Peroxisome Proliferator-Activated Receptor-Targeted Therapies: Challenges upon Infectious Diseases

Abstract

Peroxisome proliferator-activated receptors (PPARs) α, β, and γ are nuclear receptors that orchestrate the transcriptional regulation of genes involved in a variety of biological responses, such as energy metabolism and homeostasis, regulation of inflammation, cellular development, and differentiation. The many roles played by the PPAR signaling pathways indicate that PPARs may be useful targets for various human diseases, including metabolic and inflammatory conditions and tumors. Accumulating evidence suggests that each PPAR plays prominent but different roles in viral, bacterial, and parasitic infectious disease development. In this review, we discuss recent PPAR research works that are focused on how PPARs control various infections and immune responses. In addition, we describe the current and potential therapeutic uses of PPAR agonists/antagonists in the context of infectious diseases. A more comprehensive understanding of the roles played by PPARs in terms of host-pathogen interactions will yield potential adjunctive personalized therapies employing PPAR-modulating agents.
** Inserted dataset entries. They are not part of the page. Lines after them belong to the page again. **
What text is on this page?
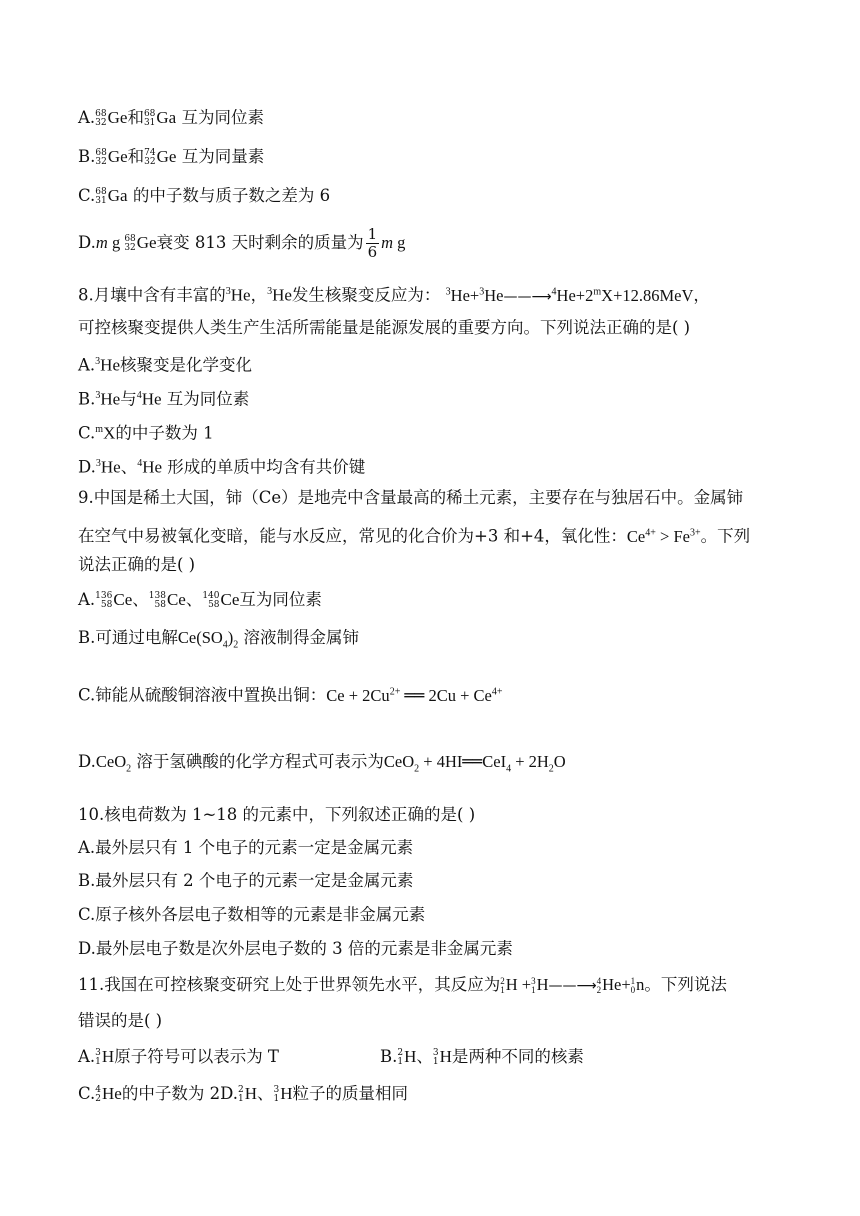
A. 68
32 Ge和 68
31 Ga 互为同位素
B. 68
32 Ge和 74
32 Ge 互为同量素
C. 68
31 Ga 的中子数与质子数之差为 6
D.m g 68
32 Ge衰变 813 天时剩余的质量为 $\frac{1}{6}$ m g
8.月壤中含有丰富的$^3$He，$^3$He发生核聚变反应为： $^3He+^3He——⟶^4He+2^mX+12.86MeV$，
可控核聚变提供人类生产生活所需能量是能源发展的重要方向。下列说法正确的是( )
A.$^3$He核聚变是化学变化
B.$^3$He与$^4$He 互为同位素
C.$^m$X的中子数为 1
D.$^3$He、$^4$He 形成的单质中均含有共价键
9.中国是稀土大国，铈（Ce）是地壳中含量最高的稀土元素，主要存在与独居石中。金属铈
在空气中易被氧化变暗，能与水反应，常见的化合价为+3 和+4，氧化性：$Ce^{4+} > Fe^{3+}$。下列
说法正确的是( )
A. 136
58 Ce、 138
58 Ce、 140
58 Ce互为同位素
B.可通过电解$Ce(SO_4)_2$ 溶液制得金属铈
C.铈能从硫酸铜溶液中置换出铜：$Ce + 2Cu^{2+}$ ══ $2Cu + Ce^{4+}$
D.CeO$_2$ 溶于氢碘酸的化学方程式可表示为CeO$_2$ + 4HI══CeI$_4$ + $2H_2O$
10.核电荷数为 1~18 的元素中，下列叙述正确的是( )
A.最外层只有 1 个电子的元素一定是金属元素
B.最外层只有 2 个电子的元素一定是金属元素
C.原子核外各层电子数相等的元素是非金属元素
D.最外层电子数是次外层电子数的 3 倍的元素是非金属元素
11.我国在可控核聚变研究上处于世界领先水平，其反应为 2
1 H + 3
1 H——⟶ 4
2 He+ 1
0 n。下列说法
错误的是( )
A. 3
1 H原子符号可以表示为 T	B. 2
1 H、 3
1 H是两种不同的核素
C. 4
2 He的中子数为 2D. 2
1 H、 3
1 H粒子的质量相同
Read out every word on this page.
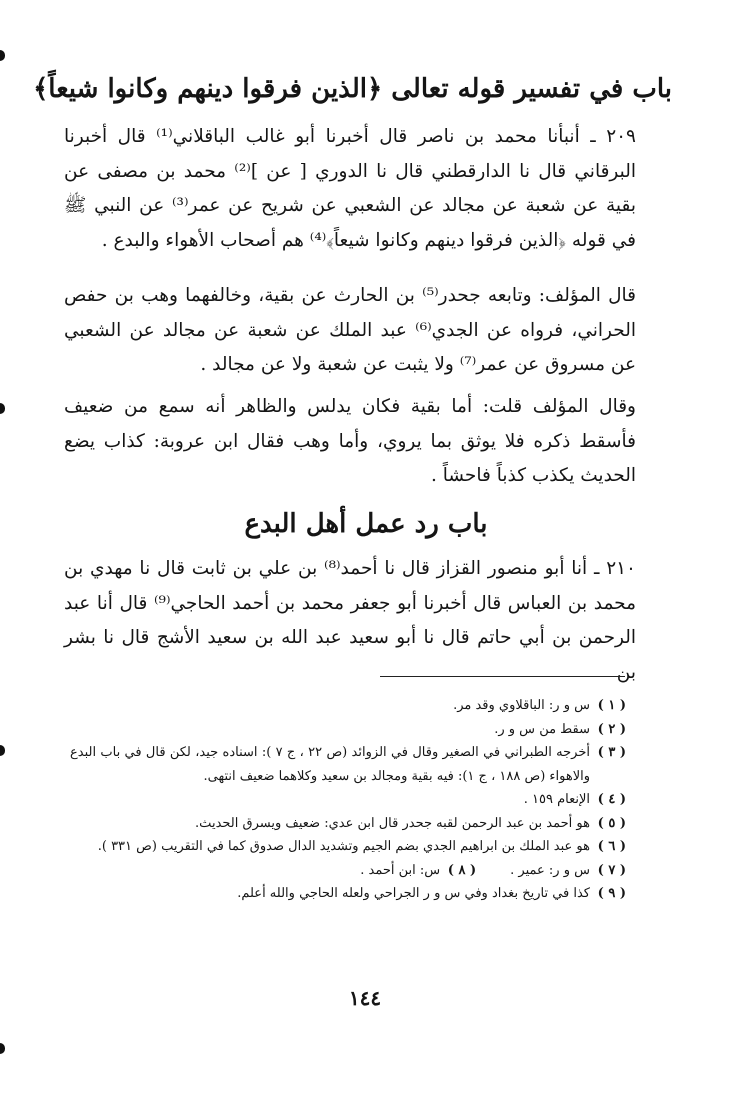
باب في تفسير قوله تعالى ﴿الذين فرقوا دينهم وكانوا شيعاً﴾
٢٠٩ ـ أنبأنا محمد بن ناصر قال أخبرنا أبو غالب الباقلاني⁽¹⁾ قال أخبرنا البرقاني قال نا الدارقطني قال نا الدوري [ عن ]⁽²⁾ محمد بن مصفى عن بقية عن شعبة عن مجالد عن الشعبي عن شريح عن عمر⁽³⁾ عن النبي ﷺ في قوله ﴿الذين فرقوا دينهم وكانوا شيعاً﴾⁽⁴⁾ هم أصحاب الأهواء والبدع .
قال المؤلف: وتابعه جحدر⁽⁵⁾ بن الحارث عن بقية، وخالفهما وهب بن حفص الحراني، فرواه عن الجدي⁽⁶⁾ عبد الملك عن شعبة عن مجالد عن الشعبي عن مسروق عن عمر⁽⁷⁾ ولا يثبت عن شعبة ولا عن مجالد .
وقال المؤلف قلت: أما بقية فكان يدلس والظاهر أنه سمع من ضعيف فأسقط ذكره فلا يوثق بما يروي، وأما وهب فقال ابن عروبة: كذاب يضع الحديث يكذب كذباً فاحشاً .
باب رد عمل أهل البدع
٢١٠ ـ أنا أبو منصور القزاز قال نا أحمد⁽⁸⁾ بن علي بن ثابت قال نا مهدي بن محمد بن العباس قال أخبرنا أبو جعفر محمد بن أحمد الحاجي⁽⁹⁾ قال أنا عبد الرحمن بن أبي حاتم قال نا أبو سعيد عبد الله بن سعيد الأشج قال نا بشر بن
( ١ )
س و ر: الباقلاوي وقد مر.
( ٢ )
سقط من س و ر.
( ٣ )
أخرجه الطبراني في الصغير وقال في الزوائد (ص ٢٢ ، ج ٧ ): اسناده جيد، لكن قال في باب البدع والاهواء (ص ١٨٨ ، ج ١): فيه بقية ومجالد بن سعيد وكلاهما ضعيف انتهى.
( ٤ )
الإنعام ١٥٩ .
( ٥ )
هو أحمد بن عبد الرحمن لقبه جحدر قال ابن عدي: ضعيف ويسرق الحديث.
( ٦ )
هو عبد الملك بن ابراهيم الجدي بضم الجيم وتشديد الدال صدوق كما في التقريب (ص ٣٣١ ).
( ٧ )
س و ر: عمير .
( ٨ )
س: ابن أحمد .
( ٩ )
كذا في تاريخ بغداد وفي س و ر الجراحي ولعله الحاجي والله أعلم.
١٤٤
Keywords: bacteria; infection; parasite; peroxisome proliferator-activated receptor; virus.

Figure 1

Roles of peroxisome proliferator-activated receptors (PPARs) and their regulatory mechanisms. PPAR ligands bind to the PPAR ligand-binding domain and activate receptors. PPARs interact with heat shock protein (HSP) in the cytosol. PPARs inhibit inflammation-related gene transcription by interfering with transcription factors such as NF-κB, AP-1, STAT, and NFAT. PPARs form heterodimers with Retinoid X receptor (RXR), a receptor of 9-cis-retinoic acid (9-cis-RA), and bind to direct repeat 1 (DR-1), a peroxisome-proliferator-responsive element. The PPAR-RXR heterodimer complex and co-repressors represses target gene transcription. However, the complex with co-activators promotes target gene transcription. Through these mechanisms, PPARs play significant roles in energy metabolism, inflammatory modulation, and the cell cycle. AP-1, Activator protein 1; NF-κB, Nuclear factor kappa-light-chain-enhancer of activated B cells; NFAT, Nuclear factor of activated T cells; STAT, Signal transducer and activator of transcription.